~Chris POV~
Chapter 3
Tossing and turning constantly, I couldn't sleep all night. My mind was haunted by the picture Ell had sent me. The image of Ell standing in front of the yellow doors I painted sent chills down my back. Not because of her looks; she's actually very pretty above average on the hotness scale if you ask me. I wouldn't mind hitting on her if she lived out here. The chills came from the fact that she's standing in front of my sister's dark and abandon looking house. The same house that I helped make feel warm and cozy was now looking cold and unoccupied.
Where the hell is Zoey? I stressed over and over again. Boy if she's alive and well, I will so strangle her to death and then hug the crap out her, but what should I do in the mean time. Should I stall on telling our mother? Give it a couple of more weeks while sending Ell on a search and rescue hunt, but what if something really did happened to Zoey. What if she's dead, held hostage, or being tortured? All this time being wasted when I can get the authorities involved."Fuck! Two more weeks; if I don't hear from Zoey, then I'm calling the cops." My mind was set; nothing could convince me to change it.
I stepped out of my old room and sat on the couch. Elbows resting on my knees, and my palms buried in my hair. Lost in thought I didn't know how long I sat like this for.
"Christian," I heard faintly. "Christian! Honey, are you okay?" I heard my mother's voice sounding a little concerned. I opened my eyes realizing that I had fallen asleep.
I started waving my hands dismissively so my mother could go away, but she didn't.
"You look sick and pale." She said while grabbing my arms and examining me from head to toe. "Seems like you lost some weight too! What's going on? Should I be concern? You know you can talk to me honey. Don't shut me out please," she pleaded as if I was in the same state as the time my grandmother passed away.
I sat back and covered both eyes with my arm thinking about that time my grandmother died. She had a stage 4 colon cancer. To my understanding, the cancer was operate-able, but once cut into she had a risk of letting the cancer spread. Knowing my grandmother, she didn't want to have the surgery, but her children pushed her anyways. Why couldn't they accept her decision and let her live? Instead, they shorten her life.
I was sixteen years old at that time. I was crushed, lost sight of reality, and fell deep into depression. I despised everyone around me. They took away the person that meant the most to me. Then I thought of my mother and how angry I was with her, but no matter how hard I tried pushing her away she never left my side. She tried to help me in any way she could. She was being very protective over me making sure I got all the therapy and medication I needed. That's how much my mother cared for me now imagine what she would do if she finds out Zoey is missing.

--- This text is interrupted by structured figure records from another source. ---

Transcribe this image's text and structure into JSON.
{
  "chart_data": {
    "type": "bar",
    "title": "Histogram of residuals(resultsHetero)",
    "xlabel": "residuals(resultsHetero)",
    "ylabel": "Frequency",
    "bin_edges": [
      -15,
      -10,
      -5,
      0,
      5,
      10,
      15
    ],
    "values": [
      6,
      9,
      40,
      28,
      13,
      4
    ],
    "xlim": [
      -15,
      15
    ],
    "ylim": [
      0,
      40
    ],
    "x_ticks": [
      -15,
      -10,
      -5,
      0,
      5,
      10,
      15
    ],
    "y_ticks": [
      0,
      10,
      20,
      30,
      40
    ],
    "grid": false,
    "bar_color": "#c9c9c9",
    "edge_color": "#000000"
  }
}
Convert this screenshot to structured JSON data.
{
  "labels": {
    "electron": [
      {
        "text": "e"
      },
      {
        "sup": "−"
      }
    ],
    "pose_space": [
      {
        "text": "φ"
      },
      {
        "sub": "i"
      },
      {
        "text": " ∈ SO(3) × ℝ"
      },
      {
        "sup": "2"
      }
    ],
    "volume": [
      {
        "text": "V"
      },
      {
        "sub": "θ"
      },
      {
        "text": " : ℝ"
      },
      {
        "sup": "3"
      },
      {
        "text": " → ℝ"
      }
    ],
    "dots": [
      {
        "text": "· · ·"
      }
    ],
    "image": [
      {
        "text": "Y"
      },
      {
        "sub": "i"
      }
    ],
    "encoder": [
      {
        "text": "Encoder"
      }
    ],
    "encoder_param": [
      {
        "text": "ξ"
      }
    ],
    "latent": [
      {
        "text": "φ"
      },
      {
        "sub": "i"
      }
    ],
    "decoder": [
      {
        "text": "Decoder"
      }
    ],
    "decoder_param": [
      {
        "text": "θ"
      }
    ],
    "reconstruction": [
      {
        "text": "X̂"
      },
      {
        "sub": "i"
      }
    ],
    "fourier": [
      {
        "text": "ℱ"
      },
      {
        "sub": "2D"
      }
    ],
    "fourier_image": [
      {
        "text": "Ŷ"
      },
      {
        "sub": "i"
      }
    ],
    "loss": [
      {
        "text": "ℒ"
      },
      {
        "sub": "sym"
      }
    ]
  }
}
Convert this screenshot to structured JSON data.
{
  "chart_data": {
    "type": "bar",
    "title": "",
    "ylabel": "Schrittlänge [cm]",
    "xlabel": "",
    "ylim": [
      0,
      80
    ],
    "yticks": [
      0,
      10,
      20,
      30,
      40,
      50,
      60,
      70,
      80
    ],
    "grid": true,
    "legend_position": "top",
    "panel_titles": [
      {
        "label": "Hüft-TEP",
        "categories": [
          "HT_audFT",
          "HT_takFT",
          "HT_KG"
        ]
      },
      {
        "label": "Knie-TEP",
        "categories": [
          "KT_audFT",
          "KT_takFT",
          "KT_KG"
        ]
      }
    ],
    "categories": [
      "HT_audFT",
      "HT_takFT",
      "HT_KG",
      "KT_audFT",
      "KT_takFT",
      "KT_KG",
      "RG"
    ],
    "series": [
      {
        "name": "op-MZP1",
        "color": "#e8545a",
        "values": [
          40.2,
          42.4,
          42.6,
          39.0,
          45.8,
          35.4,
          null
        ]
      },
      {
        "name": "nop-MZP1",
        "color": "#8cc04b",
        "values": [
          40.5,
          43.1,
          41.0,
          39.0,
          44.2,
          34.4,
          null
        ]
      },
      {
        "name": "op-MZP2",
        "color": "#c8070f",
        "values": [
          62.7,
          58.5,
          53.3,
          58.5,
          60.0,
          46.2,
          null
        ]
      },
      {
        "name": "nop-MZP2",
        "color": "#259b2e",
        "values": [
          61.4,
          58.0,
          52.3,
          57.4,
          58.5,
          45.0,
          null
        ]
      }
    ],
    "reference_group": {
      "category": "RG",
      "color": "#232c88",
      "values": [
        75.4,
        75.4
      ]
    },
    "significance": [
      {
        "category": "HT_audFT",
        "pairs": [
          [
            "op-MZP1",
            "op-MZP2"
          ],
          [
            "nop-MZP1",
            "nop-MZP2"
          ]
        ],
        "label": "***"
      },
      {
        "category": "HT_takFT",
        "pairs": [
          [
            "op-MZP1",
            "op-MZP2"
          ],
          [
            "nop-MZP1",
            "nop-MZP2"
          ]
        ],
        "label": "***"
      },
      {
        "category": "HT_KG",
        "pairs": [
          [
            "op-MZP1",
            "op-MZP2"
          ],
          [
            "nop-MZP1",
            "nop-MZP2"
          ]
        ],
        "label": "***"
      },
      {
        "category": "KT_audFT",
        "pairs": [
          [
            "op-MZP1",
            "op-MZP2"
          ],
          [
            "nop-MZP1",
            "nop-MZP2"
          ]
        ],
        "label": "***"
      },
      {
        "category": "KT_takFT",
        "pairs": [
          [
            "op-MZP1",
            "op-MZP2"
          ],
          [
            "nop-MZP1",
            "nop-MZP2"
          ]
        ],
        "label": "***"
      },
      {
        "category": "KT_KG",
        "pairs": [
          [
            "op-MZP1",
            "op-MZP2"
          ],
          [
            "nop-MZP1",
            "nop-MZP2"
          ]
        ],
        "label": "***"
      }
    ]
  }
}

I clenched my jaw shut tight. Taking in a deep breath, I started to lie. "Mom I'm just stressed out. You know with school, studying for exams, and being in a band. I can't find any time to eat, and I'm just lacking some sleep. That's all."
I tried my best to sound convincing.
Watching her change position, she started to fold her arms. The expression on her face changed from sad as in I hope he's not thinking about suicide to concern as in I hope he's not on drugs. By the look of her, my acting worked, and I knew what was coming next.
She scolded me for two hours lecturing me about the importance of living, how sinful it is for me to be in this band because I was being exposed to drugs, sex, and alcohol, and how much my health is being affected. She begged me to quit the band, to concentrate on school, and to come back to church and sing for God. Sing to God? I didn't mind doing that; I actually thought that he was with my grandmother at every one of our performance, but I wasn't ready to come back to church and sing, not yet at least. There were too many negative memories there.